Bank of Japan Monetary Policy Decision: September 2025

The Bank of Japan kept its policy rate at “around 0.5%” in September 2025 and confirmed plans to sell ETFs and J-REITs in line with its disposal principles, aiming to avoid market disruption.

  • The decision passed by a 7–2 majority for the rate stance, while the vote on ETF and J-REIT sales was unanimous.

  • Japan’s economy is recovering moderately, supported by resilient private consumption and solid corporate profits, though tariffs have weighed on manufacturing and exports.

  • Business fixed investment continues to trend upward, while housing investment remains weak and public investment is largely flat.

  • CPI (ex fresh food) is running between 2.5–3.0% YoY, driven by rising food costs and wage pass-through, while inflation expectations are edging higher.

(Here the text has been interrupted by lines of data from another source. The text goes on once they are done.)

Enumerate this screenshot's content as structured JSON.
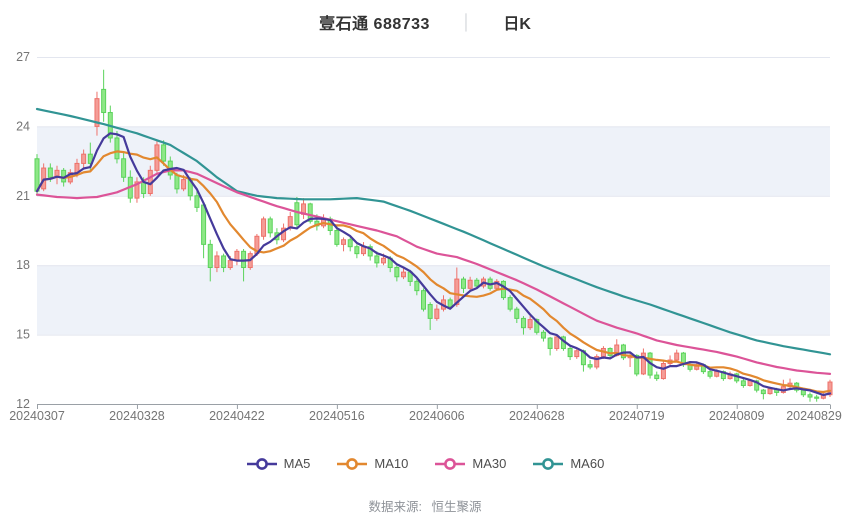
{
  "header": {
    "stock_name_code": "壹石通 688733",
    "separator": "│",
    "period_label": "日K"
  },
  "legend": {
    "items": [
      {
        "label": "MA5",
        "color": "#453a9b"
      },
      {
        "label": "MA10",
        "color": "#e2882f"
      },
      {
        "label": "MA30",
        "color": "#dc5498"
      },
      {
        "label": "MA60",
        "color": "#319494"
      }
    ]
  },
  "footer": {
    "source_label": "数据来源:",
    "source_value": "恒生聚源"
  },
  "chart_data": {
    "type": "candlestick",
    "title": "壹石通 688733 日K",
    "y_range": [
      12,
      27
    ],
    "y_ticks": [
      27,
      24,
      21,
      18,
      15,
      12
    ],
    "shaded_bands": [
      [
        21,
        24
      ],
      [
        15,
        18
      ]
    ],
    "x_tick_labels": [
      "20240307",
      "20240328",
      "20240422",
      "20240516",
      "20240606",
      "20240628",
      "20240719",
      "20240809",
      "20240829"
    ],
    "x_tick_indices": [
      0,
      15,
      30,
      45,
      60,
      75,
      90,
      105,
      119
    ],
    "grid_on": true,
    "legend_position": "bottom",
    "colors": {
      "up_fill": "#f49d97",
      "up_stroke": "#ee716a",
      "down_fill": "#8ee787",
      "down_stroke": "#5bd35b",
      "band": "#eef2f9",
      "grid": "#e3e6ef",
      "axis": "#9aa0a6",
      "label": "#757575"
    },
    "candles": [
      [
        22.6,
        22.8,
        21.0,
        21.2
      ],
      [
        21.3,
        22.4,
        21.2,
        22.2
      ],
      [
        22.2,
        22.4,
        21.6,
        21.8
      ],
      [
        21.8,
        22.3,
        21.5,
        22.1
      ],
      [
        22.1,
        22.2,
        21.4,
        21.6
      ],
      [
        21.6,
        22.15,
        21.5,
        22.0
      ],
      [
        22.0,
        22.6,
        21.8,
        22.4
      ],
      [
        22.4,
        23.0,
        22.2,
        22.8
      ],
      [
        22.8,
        23.3,
        22.1,
        22.4
      ],
      [
        24.0,
        25.5,
        23.6,
        25.2
      ],
      [
        25.6,
        26.45,
        24.2,
        24.6
      ],
      [
        24.6,
        24.9,
        23.3,
        23.5
      ],
      [
        23.5,
        23.8,
        22.4,
        22.6
      ],
      [
        22.6,
        22.9,
        21.6,
        21.8
      ],
      [
        21.8,
        22.1,
        20.7,
        20.9
      ],
      [
        20.9,
        21.8,
        20.7,
        21.6
      ],
      [
        21.6,
        21.8,
        20.9,
        21.1
      ],
      [
        21.1,
        22.3,
        21.0,
        22.1
      ],
      [
        22.1,
        23.4,
        22.0,
        23.2
      ],
      [
        23.2,
        23.4,
        22.3,
        22.5
      ],
      [
        22.5,
        22.7,
        21.7,
        21.9
      ],
      [
        21.9,
        22.0,
        21.1,
        21.3
      ],
      [
        21.3,
        21.9,
        21.2,
        21.7
      ],
      [
        21.7,
        21.8,
        20.8,
        21.0
      ],
      [
        21.0,
        21.2,
        20.3,
        20.5
      ],
      [
        20.6,
        20.7,
        18.3,
        18.9
      ],
      [
        18.9,
        19.1,
        17.3,
        17.9
      ],
      [
        17.9,
        18.6,
        17.7,
        18.4
      ],
      [
        18.4,
        18.5,
        17.7,
        17.9
      ],
      [
        17.9,
        18.4,
        17.8,
        18.2
      ],
      [
        18.2,
        18.7,
        18.0,
        18.6
      ],
      [
        18.6,
        18.7,
        17.3,
        17.9
      ],
      [
        17.9,
        18.6,
        17.8,
        18.5
      ],
      [
        18.5,
        19.35,
        18.4,
        19.25
      ],
      [
        19.25,
        20.1,
        19.1,
        20.0
      ],
      [
        20.0,
        20.1,
        19.2,
        19.4
      ],
      [
        19.4,
        19.6,
        18.9,
        19.1
      ],
      [
        19.1,
        19.8,
        19.0,
        19.6
      ],
      [
        19.6,
        20.3,
        19.5,
        20.1
      ],
      [
        20.7,
        20.95,
        19.6,
        19.75
      ],
      [
        20.2,
        20.9,
        20.0,
        20.65
      ],
      [
        20.65,
        20.7,
        19.8,
        19.9
      ],
      [
        19.9,
        20.2,
        19.5,
        19.7
      ],
      [
        19.7,
        20.2,
        19.6,
        20.0
      ],
      [
        20.0,
        20.1,
        19.3,
        19.5
      ],
      [
        19.5,
        19.7,
        18.8,
        18.9
      ],
      [
        18.9,
        19.2,
        18.6,
        19.1
      ],
      [
        19.1,
        19.2,
        18.6,
        18.8
      ],
      [
        18.8,
        18.9,
        18.3,
        18.5
      ],
      [
        18.5,
        19.0,
        18.4,
        18.8
      ],
      [
        18.8,
        18.9,
        18.2,
        18.4
      ],
      [
        18.4,
        18.6,
        17.9,
        18.1
      ],
      [
        18.1,
        18.5,
        18.0,
        18.3
      ],
      [
        18.3,
        18.4,
        17.7,
        17.9
      ],
      [
        17.9,
        18.0,
        17.3,
        17.5
      ],
      [
        17.5,
        17.9,
        17.4,
        17.7
      ],
      [
        17.7,
        17.8,
        17.1,
        17.3
      ],
      [
        17.3,
        17.4,
        16.7,
        16.9
      ],
      [
        16.9,
        17.0,
        16.0,
        16.1
      ],
      [
        16.3,
        16.4,
        15.2,
        15.7
      ],
      [
        15.7,
        16.3,
        15.6,
        16.1
      ],
      [
        16.1,
        16.7,
        16.0,
        16.5
      ],
      [
        16.5,
        16.6,
        16.1,
        16.2
      ],
      [
        16.3,
        17.9,
        16.2,
        17.4
      ],
      [
        17.4,
        17.5,
        16.8,
        17.0
      ],
      [
        17.0,
        17.5,
        16.9,
        17.35
      ],
      [
        17.35,
        17.45,
        17.0,
        17.1
      ],
      [
        17.1,
        17.5,
        17.0,
        17.4
      ],
      [
        17.4,
        17.5,
        16.9,
        17.0
      ],
      [
        17.0,
        17.4,
        16.9,
        17.3
      ],
      [
        17.3,
        17.35,
        16.5,
        16.6
      ],
      [
        16.6,
        16.7,
        16.0,
        16.1
      ],
      [
        16.1,
        16.2,
        15.5,
        15.7
      ],
      [
        15.7,
        15.8,
        15.0,
        15.3
      ],
      [
        15.3,
        15.8,
        15.2,
        15.65
      ],
      [
        15.65,
        15.7,
        15.0,
        15.1
      ],
      [
        15.1,
        15.2,
        14.7,
        14.85
      ],
      [
        14.85,
        14.9,
        14.1,
        14.4
      ],
      [
        14.4,
        15.0,
        14.3,
        14.9
      ],
      [
        14.9,
        14.95,
        14.3,
        14.4
      ],
      [
        14.4,
        14.5,
        13.9,
        14.05
      ],
      [
        14.05,
        14.4,
        13.95,
        14.3
      ],
      [
        14.3,
        14.35,
        13.4,
        13.7
      ],
      [
        13.7,
        13.9,
        13.5,
        13.6
      ],
      [
        13.6,
        14.15,
        13.5,
        14.05
      ],
      [
        14.05,
        14.5,
        13.95,
        14.4
      ],
      [
        14.4,
        14.45,
        14.0,
        14.1
      ],
      [
        14.1,
        14.8,
        14.05,
        14.55
      ],
      [
        14.55,
        14.6,
        13.9,
        14.0
      ],
      [
        14.0,
        14.2,
        13.6,
        14.1
      ],
      [
        14.1,
        14.15,
        13.2,
        13.3
      ],
      [
        13.3,
        14.4,
        13.25,
        14.2
      ],
      [
        14.2,
        14.25,
        13.1,
        13.25
      ],
      [
        13.25,
        13.4,
        13.0,
        13.1
      ],
      [
        13.1,
        13.85,
        13.05,
        13.75
      ],
      [
        13.75,
        14.1,
        13.6,
        13.9
      ],
      [
        13.9,
        14.35,
        13.8,
        14.2
      ],
      [
        14.2,
        14.25,
        13.6,
        13.7
      ],
      [
        13.7,
        13.8,
        13.4,
        13.5
      ],
      [
        13.5,
        13.8,
        13.45,
        13.7
      ],
      [
        13.7,
        13.75,
        13.3,
        13.4
      ],
      [
        13.4,
        13.5,
        13.1,
        13.2
      ],
      [
        13.2,
        13.5,
        13.15,
        13.4
      ],
      [
        13.4,
        13.45,
        13.0,
        13.1
      ],
      [
        13.1,
        13.4,
        13.05,
        13.3
      ],
      [
        13.3,
        13.35,
        12.9,
        13.0
      ],
      [
        13.0,
        13.1,
        12.7,
        12.8
      ],
      [
        12.8,
        13.05,
        12.75,
        13.0
      ],
      [
        13.0,
        13.05,
        12.5,
        12.6
      ],
      [
        12.6,
        12.65,
        12.2,
        12.45
      ],
      [
        12.45,
        12.75,
        12.4,
        12.65
      ],
      [
        12.65,
        12.7,
        12.35,
        12.5
      ],
      [
        12.5,
        13.05,
        12.45,
        12.75
      ],
      [
        12.75,
        13.1,
        12.6,
        12.9
      ],
      [
        12.9,
        12.95,
        12.5,
        12.6
      ],
      [
        12.6,
        12.65,
        12.3,
        12.4
      ],
      [
        12.4,
        12.5,
        12.1,
        12.3
      ],
      [
        12.3,
        12.4,
        12.1,
        12.25
      ],
      [
        12.25,
        12.5,
        12.2,
        12.4
      ],
      [
        12.4,
        13.05,
        12.3,
        12.95
      ]
    ],
    "ma_series": [
      {
        "name": "MA5",
        "color": "#453a9b",
        "window": 5
      },
      {
        "name": "MA10",
        "color": "#e2882f",
        "window": 10
      },
      {
        "name": "MA30",
        "color": "#dc5498",
        "anchors": [
          [
            0,
            21.05
          ],
          [
            3,
            20.95
          ],
          [
            6,
            20.9
          ],
          [
            9,
            20.95
          ],
          [
            12,
            21.15
          ],
          [
            15,
            21.5
          ],
          [
            18,
            21.95
          ],
          [
            20,
            22.1
          ],
          [
            22,
            22.1
          ],
          [
            24,
            21.95
          ],
          [
            27,
            21.55
          ],
          [
            30,
            21.15
          ],
          [
            33,
            20.85
          ],
          [
            36,
            20.55
          ],
          [
            39,
            20.3
          ],
          [
            42,
            20.1
          ],
          [
            45,
            19.9
          ],
          [
            48,
            19.7
          ],
          [
            51,
            19.5
          ],
          [
            54,
            19.25
          ],
          [
            57,
            18.8
          ],
          [
            60,
            18.5
          ],
          [
            63,
            18.35
          ],
          [
            66,
            18.05
          ],
          [
            69,
            17.7
          ],
          [
            72,
            17.35
          ],
          [
            75,
            16.95
          ],
          [
            78,
            16.5
          ],
          [
            81,
            16.05
          ],
          [
            84,
            15.6
          ],
          [
            87,
            15.3
          ],
          [
            90,
            15.05
          ],
          [
            93,
            14.75
          ],
          [
            96,
            14.55
          ],
          [
            99,
            14.4
          ],
          [
            102,
            14.25
          ],
          [
            105,
            14.05
          ],
          [
            108,
            13.8
          ],
          [
            111,
            13.6
          ],
          [
            114,
            13.45
          ],
          [
            117,
            13.35
          ],
          [
            119,
            13.3
          ]
        ]
      },
      {
        "name": "MA60",
        "color": "#319494",
        "anchors": [
          [
            0,
            24.75
          ],
          [
            5,
            24.45
          ],
          [
            10,
            24.1
          ],
          [
            15,
            23.7
          ],
          [
            20,
            23.2
          ],
          [
            24,
            22.5
          ],
          [
            27,
            21.8
          ],
          [
            30,
            21.2
          ],
          [
            33,
            21.0
          ],
          [
            36,
            20.9
          ],
          [
            40,
            20.85
          ],
          [
            44,
            20.85
          ],
          [
            48,
            20.9
          ],
          [
            52,
            20.75
          ],
          [
            56,
            20.35
          ],
          [
            60,
            19.9
          ],
          [
            64,
            19.45
          ],
          [
            68,
            18.95
          ],
          [
            72,
            18.45
          ],
          [
            76,
            17.95
          ],
          [
            80,
            17.5
          ],
          [
            84,
            17.05
          ],
          [
            88,
            16.65
          ],
          [
            92,
            16.3
          ],
          [
            96,
            15.9
          ],
          [
            100,
            15.5
          ],
          [
            104,
            15.1
          ],
          [
            108,
            14.75
          ],
          [
            112,
            14.5
          ],
          [
            116,
            14.3
          ],
          [
            119,
            14.15
          ]
        ]
      }
    ]
  }
}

  • The BoJ expects growth to slow in the near term due to global trade policies and weaker overseas economies but to gradually improve later as external demand recovers.

  • Underlying inflation is likely to soften in the near term before gradually rising, supported by labor shortages and higher inflation expectations, with CPI expected to align with the 2% target in the latter half of the projection period.

  • Risks remain elevated, particularly around global trade and policy developments, which could significantly impact growth, prices, and financial markets.